Das Landesarbeitsgericht (LAG) Schleswig-Holstein hat in seinem jüngsten Urteil eine fristlose Verdachtskündigung bereits an der nicht ordnungsgemäßen Anhörung des Betriebsrates gem. § 102 BetrVG scheitern lassen.
Der Sachverhalt
Die Klägerin war seit Jahren in einer Badeanstalt der Beklagten beschäftigt. Die Beklagte mahnte sie in den Jahren 2009 bis 2011 dreimal ab. Im Februar 2011 wurde die Klägerin bei einem möglichen Diebstahl ertappt. Die Beklagte beabsichtigte deshalb, die fristlose Verdachtskündigung auszusprechen. Im Rahmen der vorherigen Anhörung des Betriebsrates gem. § 102 BetrVG gab die Beklagte dem Betriebsrat ein umfassendes Bild über die Indizien, die den Diebstahlsverdacht belegen sollten. Allerdings ließ sie jegliche Abmahnungen unerwähnt und gab auch keinerlei Informationen über eine erforderliche Interessenabwägung preis. Die Klägerin hatte mit ihrer Kündigungsschutzklage in beiden Instanzen Erfolg.
Die Entscheidung
Das LAG hat entschieden, dass die fristlose Verdachtskündigung wegen der nicht ordnungsgemäßen Anhörung des Betriebsrates gem. § 102 BetrVG unwirksam ist. Dabei hat das LAG die Maßstäbe an die Betriebsratsanhörung hoch gesetzt. Es hat moniert, dass die Beklagte es anlässlich der Betriebsratsanhörung versäumt habe, den Betriebsrat über alle be- und entlastenden Umstände hinreichend zu informieren. Die Beklagte habe nicht solche Umstände dargelegt, aufgrund derer ihr die Weiterbeschäftigung der Klägerin bis zum Ablauf der ordentlichen Kündigungsfrist unzumutbar erschien. Auch habe es die Beklagte unterlassen, den Betriebsrat über die Dauer des Arbeitsverhältnisses und dessen Verlauf zu informieren.
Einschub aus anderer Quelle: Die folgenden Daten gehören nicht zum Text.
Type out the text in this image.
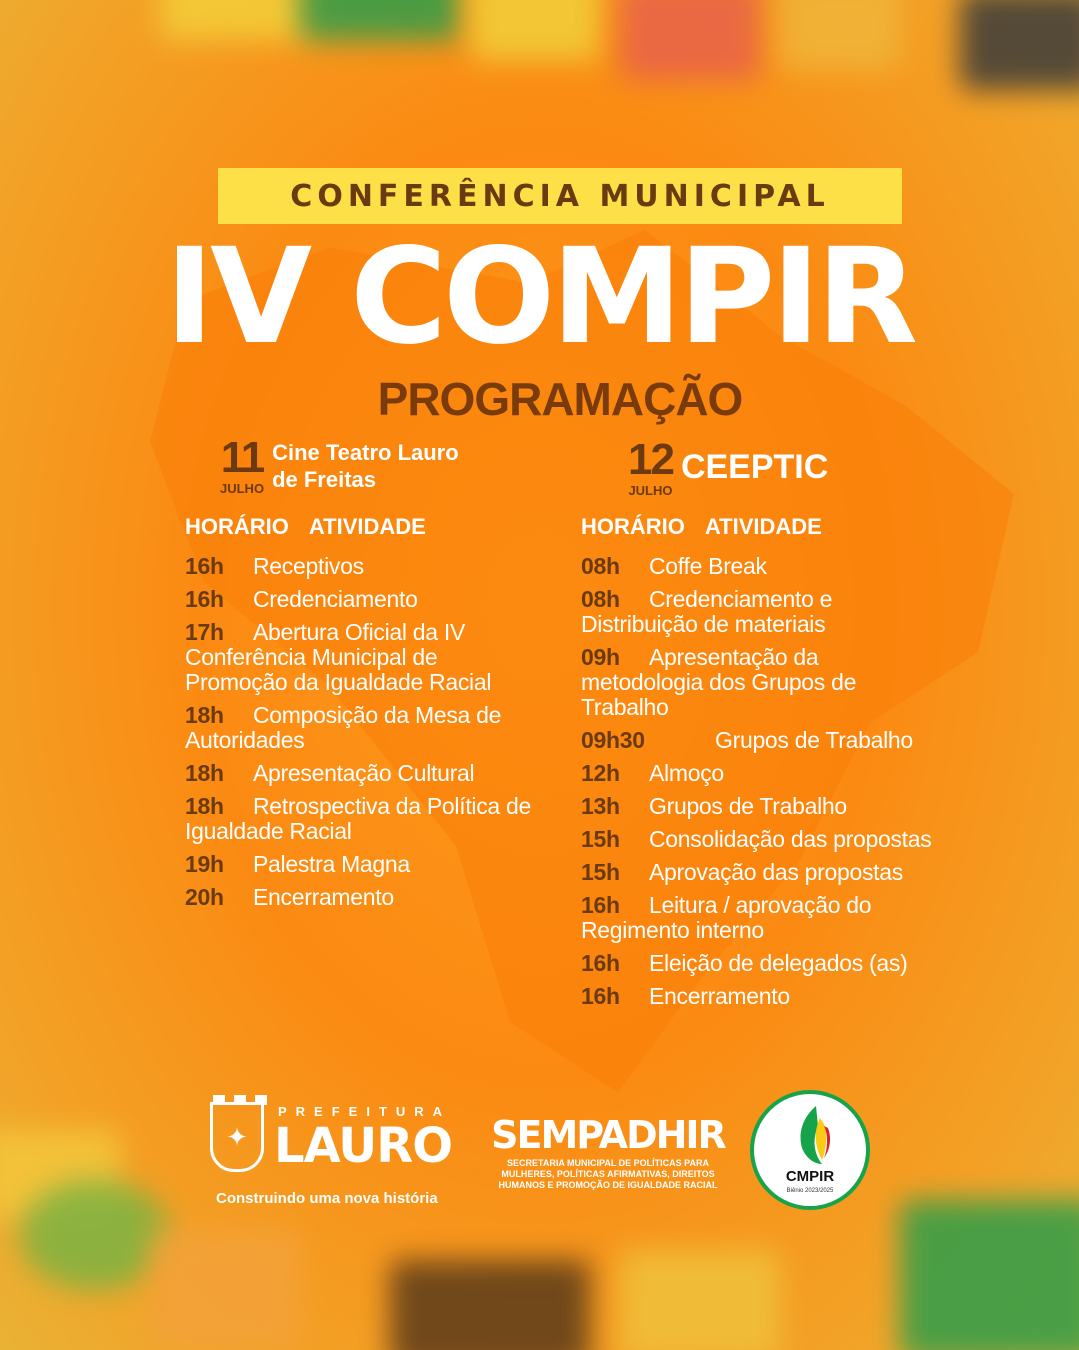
CONFERÊNCIA MUNICIPAL
IV COMPIR
PROGRAMAÇÃO
11
JULHO
Cine Teatro Lauro de Freitas	12
JULHO
CEEPTIC
HORÁRIO ATIVIDADE
16h Receptivos
16h Credenciamento
17h Abertura Oficial da IV Conferência Municipal de Promoção da Igualdade Racial
18h Composição da Mesa de Autoridades
18h Apresentação Cultural
18h Retrospectiva da Política de Igualdade Racial
19h Palestra Magna
20h Encerramento
HORÁRIO ATIVIDADE
08h Coffe Break
08h Credenciamento e Distribuição de materiais
09h Apresentação da metodologia dos Grupos de Trabalho
09h30	Grupos de Trabalho
12h Almoço
13h Grupos de Trabalho
15h Consolidação das propostas
15h Aprovação das propostas
16h Leitura / aprovação do Regimento interno
16h Eleição de delegados (as)
16h Encerramento
✦
PREFEITURA
LAURO
Construindo uma nova história
SEMPADHIR
SECRETARIA MUNICIPAL DE POLÍTICAS PARA MULHERES, POLÍTICAS AFIRMATIVAS, DIREITOS HUMANOS E PROMOÇÃO DE IGUALDADE RACIAL	CMPIR
Biênio 2023/2025
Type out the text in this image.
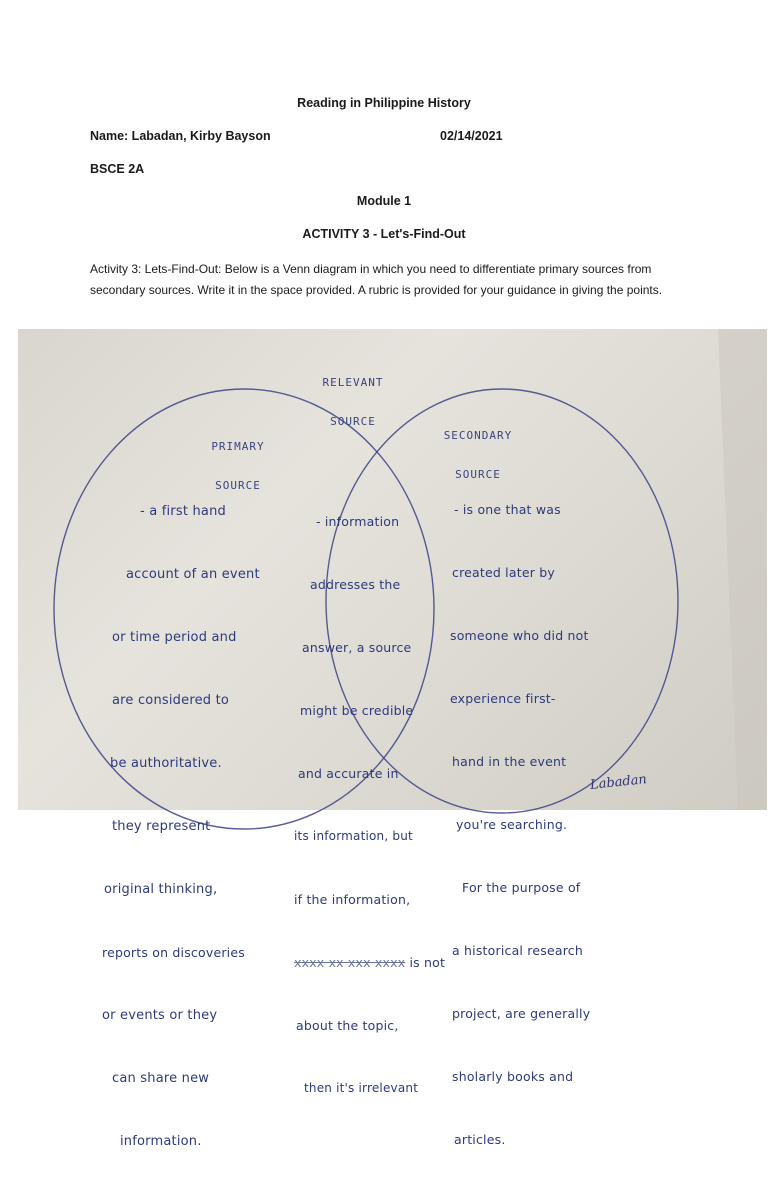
Reading in Philippine History
Name: Labadan, Kirby Bayson	02/14/2021
BSCE 2A
Module 1
ACTIVITY 3 - Let's-Find-Out
Activity 3: Lets-Find-Out: Below is a Venn diagram in which you need to differentiate primary sources from secondary sources. Write it in the space provided. A rubric is provided for your guidance in giving the points.

RELEVANT

SOURCE

PRIMARY

SOURCE

SECONDARY

SOURCE

- a first hand

account of an event

or time period and

are considered to

be authoritative.

they represent

original thinking,

reports on discoveries

or events or they

can share new

information.

- information

addresses the

answer, a source

might be credible

and accurate in

its information, but

if the information,

xxxx xx xxx xxxx is not

about the topic,

then it's irrelevant

- is one that was

created later by

someone who did not

experience first-

hand in the event

you're searching.

For the purpose of

a historical research

project, are generally

sholarly books and

articles.

Labadan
Gerade bei einem langjährigen störungsfrei verlaufenden Arbeitsverhältnis, wie in diesem Fall, wäre aus Sicht des LAG zu prüfen gewesen, ob das hierdurch aufgebaute Vertrauen durch eine einmalige Verfehlung unwiederbringlich zerstört werden konnte. Das LAG stellte auch auf den Inhalt der Anhörung ab, die keine Angaben über Abmahnungen enthielt. Daher konnte sich die Beklagte nicht im Prozess darauf berufen, dass der Betriebsrat Kenntnis von den Abmahnungen hatte.
Hinweise für die Praxis
Die hohen Anforderungen an eine ordnungsgemäße Anhörung des Betriebsrates bei einer Kündigungsmaßnahme werden immer wieder unterschätzt. Dieses Urteil des LAG Schleswig-Holstein zeigt deutlich, dass der Arbeitgeber die Anhörung des Betriebsrates genauso ausführlich wie die Darlegung der Kündigungsgründe in einer gerichtlichen Auseinandersetzung vorzunehmen hat. Auch sollten direkt Beweisangebote unterbreitet werden.